Sejarah

Banner IDwebhost

Kerajaan Sunda

 

A. Latar Belakang Berdiri Kerajaan Sunda

Menurut Naskah Wangsakerta dari Cirebon, sebelum berdiri sebagai kerajaan yang mandiri, Sunda merupakan bawahan Tarumanagara. Raja Tarumanagara yang terakhir, Sri Maharaja Linggawarman Atmahariwangsa Panunggalan Tirthabumi (memerintah hanya selama tiga tahun, 666-669 M), menikah dengan Déwi Ganggasari dari Indraprahasta. Dari Ganggasari, beliau memiliki dua anak, yang keduanya perempuan. Déwi Manasih, putri sulungnya, menikah dengan Tarusbawa dari Sunda, sedangkan yang kedua, Sobakancana, menikah dengan Dapuntahyang Sri Janayasa, yang selanjutnya mendirikan kerajaan Sriwijaya. Setelah Linggawarman meninggal, kekuasaan Tarumanagara turun kepada menantunya, Tarusbawa. Hal ini menyebabkan penguasa Galuh, Wretikandayun (612-702) memberontak, melepaskan diri dari Tarumanagara, serta mendirikan Kerajaan Galuh yang mandiri. Tarusbawa juga menginginkan melanjutkan kerajaan Tarumanagara, dan selanjutnya memindahkan kekuasaannya ke Sunda, di hulu sungai Cipakancilan dimana di daerah tersebut sungai Ciliwung dan sungai Cisadane berdekatan dan berjajar, dekat Bogor saat ini. Sedangkan Tarumanagara diubah menjadi bawahannya. Beliau dinobatkan sebagai raja Sunda pada hari Radite Pon, 9 Suklapaksa, bulan Yista, tahun 519 Saka (kira-kira 18 Mei 669 M). Sunda dan Galuh ini berbatasan, dengan batas kerajaanya yaitu sungai Citarum (Sunda di sebelah barat, Galuh di sebelah timur).

 

B. Sistem pemerintahan, sosial, ekonomi, dan kebudayaan Kerajaan Sunda

1. Sistem pemerintahan / Politik

Berdirinya Kerajaan Sunda serta “merdekanya” Kerajaan Galuh, sekaligus pula merupakan pertanda berakhirnya era kekuasaan Kerajaan Tarumanegara. Berbeda dengan Kerajaan Galuh, Kerajaan Sunda pada masa awal berdirinya sama sekali tidak pernah mengalami masa-masa perwalian Kerajaan Tarumanegara.

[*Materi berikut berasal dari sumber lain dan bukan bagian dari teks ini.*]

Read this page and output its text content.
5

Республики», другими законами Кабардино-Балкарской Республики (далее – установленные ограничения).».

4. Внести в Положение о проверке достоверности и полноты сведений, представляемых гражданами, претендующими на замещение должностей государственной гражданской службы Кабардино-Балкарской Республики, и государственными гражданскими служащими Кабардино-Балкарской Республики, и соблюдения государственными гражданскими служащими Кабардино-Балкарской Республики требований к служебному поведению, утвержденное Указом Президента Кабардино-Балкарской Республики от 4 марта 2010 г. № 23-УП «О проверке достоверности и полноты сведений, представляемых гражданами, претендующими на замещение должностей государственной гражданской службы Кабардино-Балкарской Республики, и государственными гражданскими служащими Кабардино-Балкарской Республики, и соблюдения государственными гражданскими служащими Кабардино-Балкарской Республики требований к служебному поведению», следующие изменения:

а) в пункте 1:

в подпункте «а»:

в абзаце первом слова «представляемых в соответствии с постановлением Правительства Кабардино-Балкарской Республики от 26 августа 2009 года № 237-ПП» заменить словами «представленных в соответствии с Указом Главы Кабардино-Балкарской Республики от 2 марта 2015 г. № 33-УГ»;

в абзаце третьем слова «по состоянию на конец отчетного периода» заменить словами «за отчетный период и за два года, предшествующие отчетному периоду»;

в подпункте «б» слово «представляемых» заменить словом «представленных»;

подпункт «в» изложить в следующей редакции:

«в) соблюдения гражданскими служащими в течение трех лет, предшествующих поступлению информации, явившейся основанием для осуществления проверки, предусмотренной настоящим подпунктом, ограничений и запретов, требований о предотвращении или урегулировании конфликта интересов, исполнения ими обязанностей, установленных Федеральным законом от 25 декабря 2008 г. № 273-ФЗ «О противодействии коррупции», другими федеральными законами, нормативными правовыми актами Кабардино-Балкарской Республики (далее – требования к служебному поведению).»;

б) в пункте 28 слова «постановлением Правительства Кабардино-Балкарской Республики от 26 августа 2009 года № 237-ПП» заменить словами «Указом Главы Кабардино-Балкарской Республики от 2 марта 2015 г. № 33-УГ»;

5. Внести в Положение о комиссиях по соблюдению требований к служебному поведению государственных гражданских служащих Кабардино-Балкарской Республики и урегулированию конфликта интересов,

Dengan demikian, sewaktu didirikan tahun 670 oleh Tarusbawa, Kerajaan Sunda langsung tampil sebagai kerajaan yang merdeka.Sepanjang eksistensinya selama kurang lebih 909 tahun (670 M – 1579 M), Kerajaan Sunda pernah mengalami tiga kali integrasi politik dengan Kerajaan Galuh:

1. Integrasi politik pertama berlangsung dari tahun 723 M sampai 739 M, dengan tokoh pemersatunya, Sanjaya Harisdharma, yang sekaligus menjadi raja pertama yang memerintah kerajaan produk integrasi, Sunda-Galuh. Di samping Sanjaya, raja lain yang pernah memerintah dalam masa integrasi pertama ini adalah Rakeyan Tamperan. Belum dapat diketahui dengan jelas kapan integrasi politik pertama ini berakhir atau kapan kedua kerajaan ini saling memisahkan diri kembali.

2.   Integrasi politik kedua berlangsung dalam era pemerintahan Rakeyan Wuwus (819-891 M), tepatnya tahun 852 M. Integrasi ini disebabkan karena raja Galuh (Prabu Linggabumi) tidak memiliki keturunan. Oleh karena itu, tahtanya diserahkan kepada Rakeyan Wuwus setelah sebelumnya Rakeyan Wuwus menikahi adik Prabu Linggabumi. Namun demikian, sebagaimana halnya saat integrasi politik pertama, integrasi politik kedua yang kemudian diperkuat lagi oleh adanya perkawinan politis lainnya antara adik Rakeyan Wuwus dengan Prabu Darmaraksabuana (pengganti Rakeyan Wuwus), juga belum memiliki kejelasan data lebih lanjut, khususnya mengenai masa akhir integrasi politik.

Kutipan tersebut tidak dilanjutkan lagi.